Secretary of State for Communities and Local Government Eric Pickles is trying to blame the Environment Agency, a Somerset Level Tory launched an astonishing stream of playground-level invective at its head, and both Labour and Tory parties have tried to insist the fault lay with each other’s record in government.

The fact is, both parties have a very poor record. In 2007 the National Audit Office pointed out that the Labour government’s funding was £150 million a year short of what was needed to achieve its own target, a very modest target, to maintain 63 per cent of existing flood defences in good order. Since then, the government has cut spending on flood defences by 15 per cent. That’s in addition to overall funding cuts to the Department for Environment, Food and Rural Affairs (Defra) of 36 per cent, with further cuts planned that could see 550 staff who are now dealing with flooding being made redundant.
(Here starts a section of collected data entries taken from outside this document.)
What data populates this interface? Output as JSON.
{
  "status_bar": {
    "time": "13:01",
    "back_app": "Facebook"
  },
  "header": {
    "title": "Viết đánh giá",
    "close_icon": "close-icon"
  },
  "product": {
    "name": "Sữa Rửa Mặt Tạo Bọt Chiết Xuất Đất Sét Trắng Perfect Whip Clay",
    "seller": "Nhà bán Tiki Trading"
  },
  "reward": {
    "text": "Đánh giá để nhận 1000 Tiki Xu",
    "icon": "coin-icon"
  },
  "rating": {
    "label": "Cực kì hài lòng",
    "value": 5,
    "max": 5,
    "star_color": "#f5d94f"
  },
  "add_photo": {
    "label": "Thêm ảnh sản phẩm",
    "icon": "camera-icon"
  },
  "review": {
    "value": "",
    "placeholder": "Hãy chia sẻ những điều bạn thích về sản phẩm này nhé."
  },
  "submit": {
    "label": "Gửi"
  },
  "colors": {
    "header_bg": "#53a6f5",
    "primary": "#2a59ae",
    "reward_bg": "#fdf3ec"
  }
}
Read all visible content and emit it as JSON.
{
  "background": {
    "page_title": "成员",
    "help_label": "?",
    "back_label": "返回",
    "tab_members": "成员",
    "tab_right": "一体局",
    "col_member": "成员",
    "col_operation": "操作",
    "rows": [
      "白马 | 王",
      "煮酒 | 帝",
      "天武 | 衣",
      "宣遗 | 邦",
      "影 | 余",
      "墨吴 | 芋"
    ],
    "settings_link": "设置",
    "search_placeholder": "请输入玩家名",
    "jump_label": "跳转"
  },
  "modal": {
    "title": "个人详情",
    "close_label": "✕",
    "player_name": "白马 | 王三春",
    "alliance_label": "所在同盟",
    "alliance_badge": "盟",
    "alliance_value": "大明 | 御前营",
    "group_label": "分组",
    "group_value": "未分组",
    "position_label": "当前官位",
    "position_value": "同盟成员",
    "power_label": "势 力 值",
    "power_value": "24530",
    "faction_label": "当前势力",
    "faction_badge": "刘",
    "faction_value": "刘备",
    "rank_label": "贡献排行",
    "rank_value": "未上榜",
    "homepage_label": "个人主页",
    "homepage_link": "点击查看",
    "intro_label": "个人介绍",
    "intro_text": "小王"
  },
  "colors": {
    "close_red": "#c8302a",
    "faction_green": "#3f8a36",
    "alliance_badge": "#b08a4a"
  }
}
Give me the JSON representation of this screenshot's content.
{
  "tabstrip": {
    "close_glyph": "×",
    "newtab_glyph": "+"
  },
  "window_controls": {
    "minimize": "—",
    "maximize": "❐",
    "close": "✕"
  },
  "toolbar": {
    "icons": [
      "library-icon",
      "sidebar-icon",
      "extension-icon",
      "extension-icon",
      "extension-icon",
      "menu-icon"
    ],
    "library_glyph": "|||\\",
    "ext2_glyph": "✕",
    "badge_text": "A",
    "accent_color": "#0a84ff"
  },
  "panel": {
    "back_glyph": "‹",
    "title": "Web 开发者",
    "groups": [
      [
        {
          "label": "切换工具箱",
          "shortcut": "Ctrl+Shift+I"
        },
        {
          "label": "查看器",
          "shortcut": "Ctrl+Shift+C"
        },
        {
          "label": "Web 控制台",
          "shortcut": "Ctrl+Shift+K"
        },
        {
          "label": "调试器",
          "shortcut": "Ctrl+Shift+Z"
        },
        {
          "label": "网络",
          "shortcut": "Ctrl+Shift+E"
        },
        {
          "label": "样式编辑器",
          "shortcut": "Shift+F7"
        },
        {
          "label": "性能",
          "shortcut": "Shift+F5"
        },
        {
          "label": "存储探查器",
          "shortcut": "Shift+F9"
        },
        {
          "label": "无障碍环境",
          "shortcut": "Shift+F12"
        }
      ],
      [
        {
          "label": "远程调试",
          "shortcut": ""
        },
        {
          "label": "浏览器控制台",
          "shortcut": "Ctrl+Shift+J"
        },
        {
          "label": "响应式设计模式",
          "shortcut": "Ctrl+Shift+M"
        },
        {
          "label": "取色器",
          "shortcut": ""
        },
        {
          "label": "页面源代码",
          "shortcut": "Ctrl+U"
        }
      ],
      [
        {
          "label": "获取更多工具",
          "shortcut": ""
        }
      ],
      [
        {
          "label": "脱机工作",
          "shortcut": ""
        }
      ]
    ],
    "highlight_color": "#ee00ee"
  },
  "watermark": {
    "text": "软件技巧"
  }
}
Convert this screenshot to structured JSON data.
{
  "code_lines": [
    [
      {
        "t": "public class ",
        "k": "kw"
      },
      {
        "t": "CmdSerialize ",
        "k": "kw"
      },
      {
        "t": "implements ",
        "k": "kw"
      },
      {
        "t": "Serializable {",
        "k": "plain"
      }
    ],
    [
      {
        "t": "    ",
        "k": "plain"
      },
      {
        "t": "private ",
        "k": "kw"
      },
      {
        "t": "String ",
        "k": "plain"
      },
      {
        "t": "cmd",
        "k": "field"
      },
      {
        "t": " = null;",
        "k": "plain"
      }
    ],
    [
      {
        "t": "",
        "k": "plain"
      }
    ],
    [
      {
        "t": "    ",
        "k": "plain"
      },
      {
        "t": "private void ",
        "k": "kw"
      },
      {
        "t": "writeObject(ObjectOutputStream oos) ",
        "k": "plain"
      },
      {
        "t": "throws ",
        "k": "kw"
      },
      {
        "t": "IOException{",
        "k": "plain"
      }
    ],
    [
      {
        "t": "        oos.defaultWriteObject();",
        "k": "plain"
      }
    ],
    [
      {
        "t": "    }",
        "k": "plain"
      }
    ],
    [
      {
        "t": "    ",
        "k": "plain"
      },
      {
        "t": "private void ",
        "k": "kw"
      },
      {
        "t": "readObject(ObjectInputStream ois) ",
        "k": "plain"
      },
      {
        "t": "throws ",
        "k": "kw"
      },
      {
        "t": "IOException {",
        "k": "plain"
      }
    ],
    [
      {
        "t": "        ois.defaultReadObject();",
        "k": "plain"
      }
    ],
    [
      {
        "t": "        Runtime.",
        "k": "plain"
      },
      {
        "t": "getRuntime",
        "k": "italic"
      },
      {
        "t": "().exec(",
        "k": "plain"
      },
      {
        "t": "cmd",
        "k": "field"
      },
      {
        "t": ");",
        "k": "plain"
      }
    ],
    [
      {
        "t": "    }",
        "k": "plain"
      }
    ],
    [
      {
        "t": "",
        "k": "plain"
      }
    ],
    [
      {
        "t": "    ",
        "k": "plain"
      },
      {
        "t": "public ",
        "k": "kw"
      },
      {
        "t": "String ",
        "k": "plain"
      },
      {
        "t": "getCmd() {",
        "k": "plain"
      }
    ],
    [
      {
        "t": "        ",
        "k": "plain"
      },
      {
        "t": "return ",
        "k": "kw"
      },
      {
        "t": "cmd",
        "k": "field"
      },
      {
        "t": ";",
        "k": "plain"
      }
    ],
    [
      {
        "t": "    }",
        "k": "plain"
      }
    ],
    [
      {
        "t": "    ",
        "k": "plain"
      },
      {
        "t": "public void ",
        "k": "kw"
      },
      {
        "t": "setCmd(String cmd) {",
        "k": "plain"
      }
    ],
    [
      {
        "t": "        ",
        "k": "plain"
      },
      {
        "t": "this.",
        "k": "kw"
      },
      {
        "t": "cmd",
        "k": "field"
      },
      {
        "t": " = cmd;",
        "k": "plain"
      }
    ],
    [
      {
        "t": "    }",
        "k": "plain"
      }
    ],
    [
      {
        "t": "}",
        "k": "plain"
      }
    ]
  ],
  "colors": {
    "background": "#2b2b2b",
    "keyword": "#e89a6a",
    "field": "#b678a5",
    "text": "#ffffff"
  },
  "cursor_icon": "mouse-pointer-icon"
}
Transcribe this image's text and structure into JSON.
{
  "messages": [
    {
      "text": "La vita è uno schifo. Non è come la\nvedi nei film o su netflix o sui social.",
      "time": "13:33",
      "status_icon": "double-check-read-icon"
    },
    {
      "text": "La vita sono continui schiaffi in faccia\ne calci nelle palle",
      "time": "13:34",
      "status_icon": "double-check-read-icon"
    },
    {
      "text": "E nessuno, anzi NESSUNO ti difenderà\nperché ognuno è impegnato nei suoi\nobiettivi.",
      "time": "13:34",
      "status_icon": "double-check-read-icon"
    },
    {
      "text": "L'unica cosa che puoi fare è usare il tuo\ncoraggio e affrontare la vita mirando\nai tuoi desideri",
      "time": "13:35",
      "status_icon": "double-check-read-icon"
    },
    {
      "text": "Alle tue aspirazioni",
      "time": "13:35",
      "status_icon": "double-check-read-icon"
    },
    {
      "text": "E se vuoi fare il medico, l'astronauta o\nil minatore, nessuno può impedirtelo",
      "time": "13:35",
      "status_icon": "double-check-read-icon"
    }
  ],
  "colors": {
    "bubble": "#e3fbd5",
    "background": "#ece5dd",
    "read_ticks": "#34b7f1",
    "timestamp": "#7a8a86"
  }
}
But past spending patterns are now history. We can’t go back in time and take actions that might have prevented damage today. What we need to do is move forward. David Cameron’s announcement of £100m for repairing damage and extra flood defences is a small step in the right direction, with the stress on 'small'.

What he should be doing is immediately announcing the reversal of all cuts in Defra – or at the very least to the cuts in staff dealing with flooding and climate change. As the Met Office’s chief scientist said on 10th February “all of the evidence points” to a link to climate change in the severity and length of the severe weather Britain has experienced in recent weeks.

And while Mr Cameron’s clinging to the restoration of dredging, as a simple, silver bullet answer – against much expert scientific advice – it’s clear that what is need is detailed whole catchment management planning right across England and Wales.

That means looking at tree planting across catchments and particularly in catchment areas, considering farming practices that reduce run-off, increasing soil organic matter, allowing rivers to return to natural meandering shapes, ending the building of new homes on floodplains and ensuring sustainable drainage systems that hold water are built on new estates, and, in some places, deliberately breaching sea walls to allow the restoration of wave-absorbing salt marsh … the list goes on, the answer will be detailed, and different for each catchment and local situation.

Sound catchment management planning requires staff, resources, expertise and cash. And sound, level-headed leadership. Almost as importantly, Mr Cameron should get rid of his Environment Secretary Owen Paterson.

To have a man who clearly has no grasp of the reality of climate change (or indeed of science – just look at his approach to the badger cull) – is now, more clearly than ever, wildly inappropriate – and an insult to all of those suffering with the floods now.

Paterson in his rhetoric (telling a Tory Party fringe that there were positive sides to climate change and suggesting many were over-emotional about it) and his actions (since he took office, spending on climate change has almost halved) has demonstrated his extreme unsuitability for the role he occupies.

In 2015 voters will have the opportunity to restructure the Parliament – maybe elect enough Green MPs for a proper Environment Secretary – Green MP Caroline Lucas, for example. But, before then, Mr Cameron could make a start on improving infrastructure spending and resilience planning, particularly in transport - the lack of which has been all too clearly demonstrated by the cutting off of rail services to Cornwall. No major part of the country should be served by a single, highly vulnerable rail line, and retracking of two alternative routes should be urgently considered.